Herszt poznańskiego gangu Marek F. ps. "Western" usłyszał zarzuty

Policja wyprowadza członków gangu z budynku sądu
Policja wyprowadza członków gangu z budynku sądu
Źródło: TVN24 Poznań

Zarzuty rozboju i wymuszenia rozbójniczego z użyciem niebezpiecznego narzędzia przedstawiła poznańska prokuratura Markowi F. ps. "Western". Mężczyzna został ujęty wraz z 16 innymi osobami we wtorek.

Marek F. był w przeszłości oskarżony o kierowanie działającym na terenie Poznania gangiem, który miał wymuszać haracze w poznańskich i gnieźnieńskich pubach i dyskotekach. Siedział w więzieniu m.in. za podpalenie dyskoteki w Gnieźnie.

Zastraszanie i wymuszenia

- Ustaliliśmy, że Marek F., wraz z innymi osobami, chcąc osiągnąć korzyść majątkową, groził użyciem przemocy właścicielowi dyskoteki w jednej z podpoznańskich miejscowości. Właściciel dyskoteki, wobec którego zastosowano niebezpieczne narzędzia, został tak zastraszony, że przepisał swój biznes na rzecz osoby trzeciej - poinformowała w czwartek rzeczniczka Prokuratury Okręgowej w Poznaniu Magdalena Mazur-Prus.

Przejęcie dyskoteki w Opalenicy miało mieć miejsce we wrześniu 2013 roku. Markowi F. za rozbój i wymuszenie rozbójnicze z użyciem niebezpiecznego narzędzia grozi przynajmniej trzyletnie więzienie.
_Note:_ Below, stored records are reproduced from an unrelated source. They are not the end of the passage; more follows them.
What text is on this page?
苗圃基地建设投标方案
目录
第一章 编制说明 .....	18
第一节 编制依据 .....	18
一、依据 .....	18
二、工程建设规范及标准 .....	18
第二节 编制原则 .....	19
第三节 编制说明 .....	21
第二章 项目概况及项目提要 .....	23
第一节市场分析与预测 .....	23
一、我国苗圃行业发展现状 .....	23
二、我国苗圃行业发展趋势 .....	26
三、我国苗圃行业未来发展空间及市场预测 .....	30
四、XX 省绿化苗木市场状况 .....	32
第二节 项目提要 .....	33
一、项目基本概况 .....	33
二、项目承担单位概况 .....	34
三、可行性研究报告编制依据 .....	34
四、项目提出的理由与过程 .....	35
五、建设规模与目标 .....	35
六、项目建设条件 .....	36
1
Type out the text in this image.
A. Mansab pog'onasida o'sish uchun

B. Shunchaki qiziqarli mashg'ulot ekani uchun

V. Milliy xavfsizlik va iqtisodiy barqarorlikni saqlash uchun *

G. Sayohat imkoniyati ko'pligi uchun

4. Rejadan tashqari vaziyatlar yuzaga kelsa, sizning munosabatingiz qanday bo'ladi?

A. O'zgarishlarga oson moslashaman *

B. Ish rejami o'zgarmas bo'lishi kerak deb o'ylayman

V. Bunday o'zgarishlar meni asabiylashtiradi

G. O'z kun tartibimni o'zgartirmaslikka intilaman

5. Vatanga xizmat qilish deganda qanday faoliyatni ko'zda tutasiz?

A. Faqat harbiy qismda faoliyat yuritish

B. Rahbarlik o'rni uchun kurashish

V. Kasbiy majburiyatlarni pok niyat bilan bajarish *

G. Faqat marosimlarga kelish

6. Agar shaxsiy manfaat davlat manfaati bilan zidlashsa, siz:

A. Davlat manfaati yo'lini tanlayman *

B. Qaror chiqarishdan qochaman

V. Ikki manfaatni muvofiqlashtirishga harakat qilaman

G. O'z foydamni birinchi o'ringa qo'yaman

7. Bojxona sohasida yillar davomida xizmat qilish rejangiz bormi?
Rzeczniczka poinformowała, że część zatrzymanych ma zarzuty związane z pożyczaniem pieniędzy na lichwiarski procent oraz zarzuty wymuszeń rozbójniczych.

- Zmuszali oni inne osoby do wystawiania fikcyjnych faktur lub przepisywania własności. Stawiane podejrzanym zarzuty dotyczą zdarzeń z lat 2010-2014. Mamy kilkoro pokrzywdzonych - podała rzeczniczka.

Policja rozbiła gang "Westerna"

Policja rozbiła gang "Westerna"

Odzyskano mienie o wartości ok. 2 mln zł.

Marka F. ujęli we wtorek funkcjonariusze Centralnego Biura Śledczego Policji. Rzecznik wielkopolskiej policji Andrzej Borowiak podał, że według dotychczasowych ustaleń mężczyzna po wyjściu z więzienia zgromadził wokół siebie grupę osób w przeszłości notowanych za różne przestępstwa.

W trakcie prowadzonych we wtorek przeszukań policjanci przejęli pieniądze, luksusowe samochody i dzieła sztuki. Wartość odebranego podejrzanym majątku szacowana jest na ok. 2 mln zł.

Podejrzani nie przyznają się do stawianych im zarzutów. Śledztwo prowadzi Prokuratura Rejonowa Poznań-Nowe Miasto.